Tuesday, 23 April 2013

HR d.39 Interior and Guard

HR d.39 Interior

The interior detail was supplied by a GA drawing though I think some detail may not have been included. The interior walls are painted "buff"; the exterior is "red oxide", transfers are from HMRS. HR goods vehicle lamps are from my own range of castings.

HR Guard c.1923

I found a photo of a HR guard on the HRSoc website, he was among a group of station staff and was clearly a "Guard" by the title on his cap. As the Highland ran mixed trains of passenger and goods stock I presumed that guards were guards and that there was no distinction in dress between passenger and goods guards.
I intend to add him to my range of "Heroes of the Footplate" soon with a choice of right arms to make him a multi-pose figure.

Saturday, 20 April 2013

D.39 Brake Van at CD0GG

CR Pug on Carlisle & District 0 Gauge Guild layout
CD0GG's David Gibson built the fine station buildings and signal boxes that make a realistic backdrop for models running on the layout. Here my Caledonian 0-4-0 264 Class loco snakes her way through the goods sidings with a train composed entirely of  "Furness Wagon Works" stock, built by Mark and Jeff Dobson, proprietors of the wagon works. Ten fairly lightweight unloaded wagons with resin-cast uppers composed the train. It was only light work for a powerful little "Pug", in this case a largely scratch-built engine with an ABC gearbox and M1833 motor hidden away inside.

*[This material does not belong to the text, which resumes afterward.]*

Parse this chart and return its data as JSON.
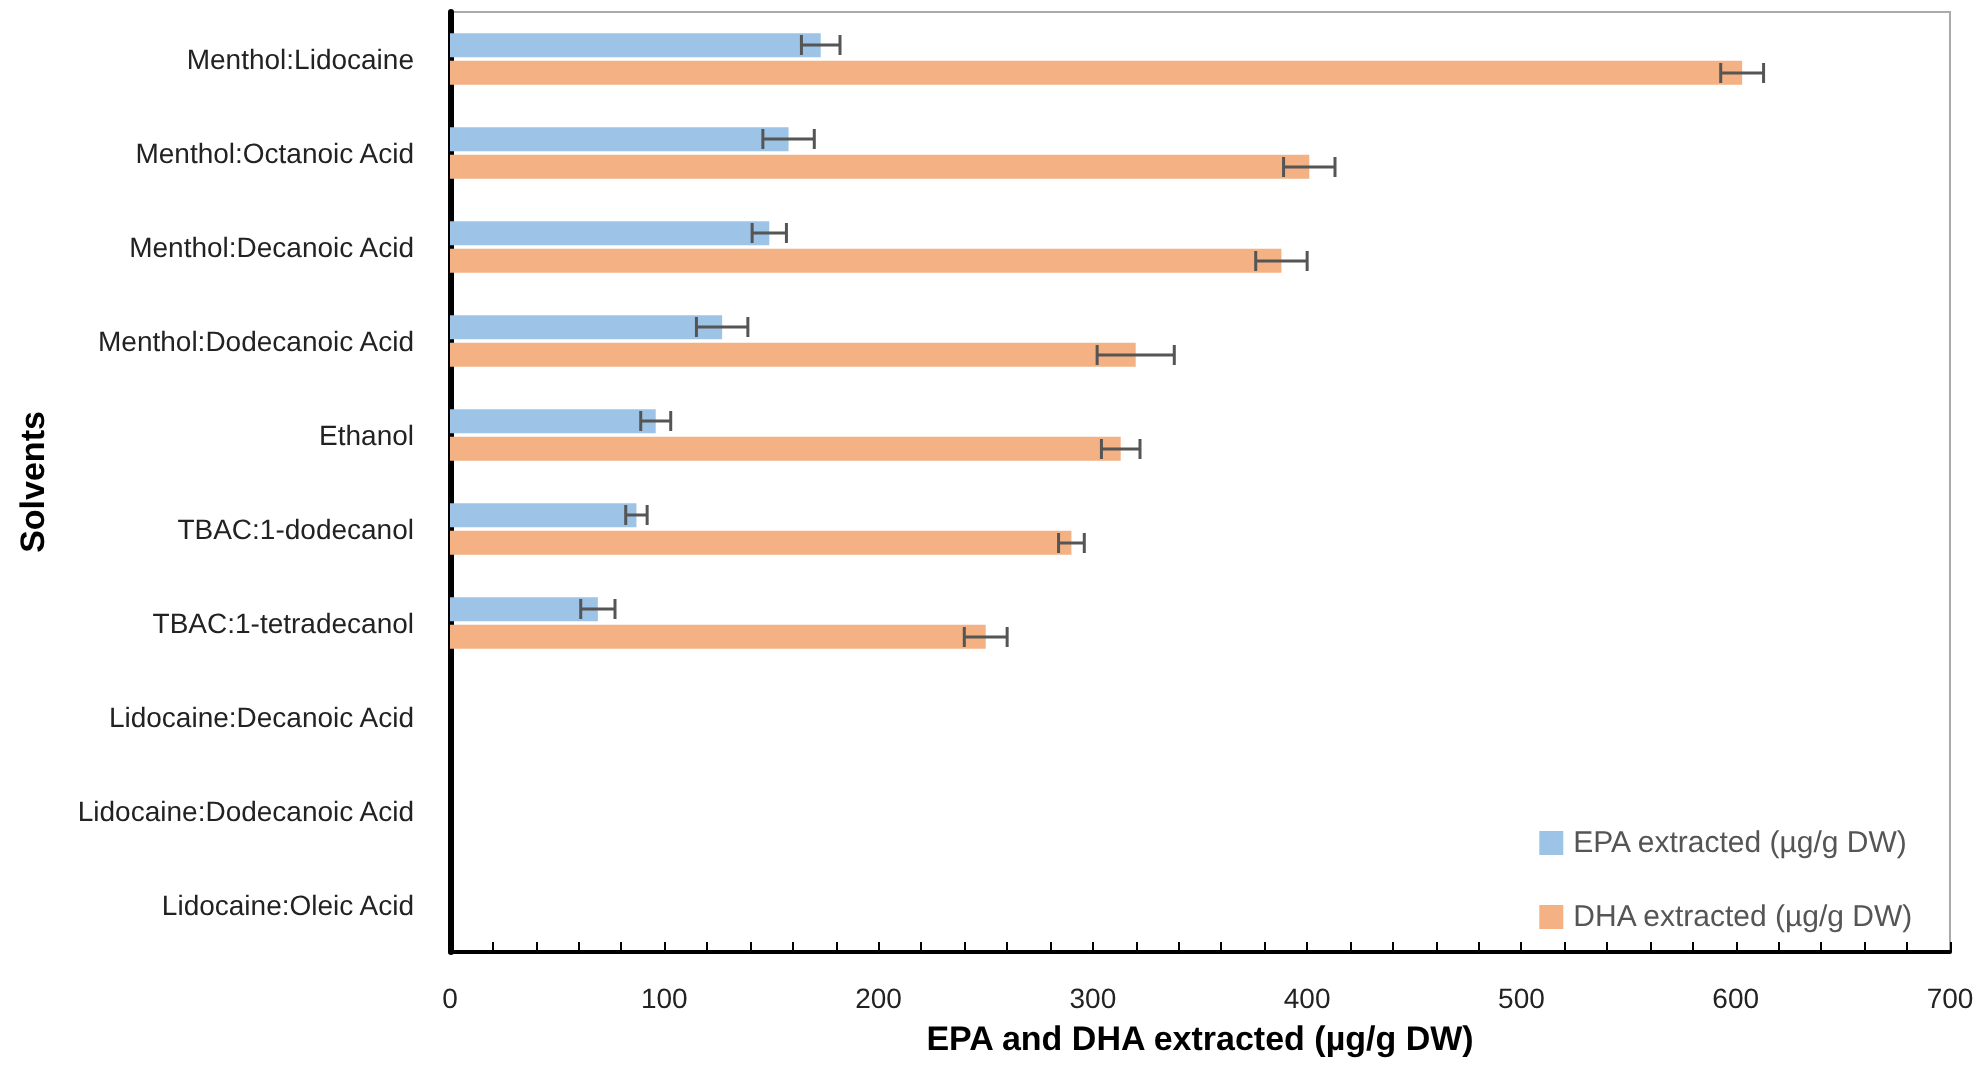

Unfinished but running well...LNER J36

Jeff Davidson's J36 is modelled as it would appear in its later days and will eventually be turned out in BR colours in well weathered condition. Here, with patched tender side she pushes a train of coal wagons through the scenic section of the Carlisle group's layout

Entries in the the April Modelling Competition.

The annual April CD0GG Modelling Competition was won on a vote by David Gibson's signal boxes and station buildings, which are in situ on the layout and form a realistic backdrop to the pictures I took today.

HR d.39 Brake Van brings up the tail.

A little light weathering at the last minute added a realistic touch to my d.39 van. Compared to the resin-cast wagons of the "Furness Wagon Works" train she's a heavyweight, weighing in at over 400g which I think adds to the realistic way she runs.

Bob Goodyear's late C19  Scottish Brake Van.

Bob shares my taste for early and rather obscure railway subjects and has indulged himself by adding a great deal of detail to the fairly basic set of etches which he used as his starting point for this model.

Pete's HR d.39 Brake Van at CD0GG today

HR d.39 

Towards the end of the CD0GG meeting my d.39 had her first taste of work at the tail of the "Furness" train.
There are new projects in the pipeline back in the studio, there's a new loco under construction and several more engines taking their turn in the paint-shop, all of which activity I'll feature on the Blog soon.

Saturday, 6 April 2013

HR d.39 Construction Complete

HR d.39 Brake Van of 1922

Construction of the d.39 van, complete with its interior, is complete, I think I've included all the detail I could see on the GA drawing. The double skin and other additional details all add to the weight, the van's remarkably heavy, weighing in at around 400g, and a very smooth running vehicle it is. I think HR brake vans carried two tail lamps, so there will eventually be a double-aspect lamp mounted on the bracket above the near door.

HR d.39 Interior detail

Information regarding the interior of the van comes from a GA drawing which does not quite provide the full story, particularly in the area around the lookouts, one feels there may be other omissions. The lidded boxes at each end are sand-boxes. There are seats in the lookouts each side but apart from these and the stove there seems to be little of creature comfort for the guard. The plasticard wood planking is from Slaters and is mounted on the brass inner-skin; the four door sections can be removed for painting. The stove is a brass casting from Slaters ref: x705301. The brake mechanism is one of my own castings, with hand wheels from Ragstone Models, mounted on a scratch-built pillar.

HR d.39 Brake gear and sanding equipment

It's satisfyingly busy under the van, adding much interest to the model. Apart from the usual brake rigging there  sand pipes which curve down towards the wheels in each corner and are supported towards the bottom by brackets attached to the buffer beam.

You can see a nicely made 4mm version of the d.39 brake van built for the Portchullin layout at...  highlandmiscellany.com

Friday, 5 April 2013

A Fine Figure of a Fireman.

Heroes of the Footplate Ref.  R11

I painted this fireman, complete with coal, for an advertising agency in London who are working on a project for the Royal Mail, I'm not sure how they intend to use him. He was made, along with the driver R10, to crew my Highland Railway Skye Bogie, which he suits admirably, though I'm sure he'd be at home on many another engine.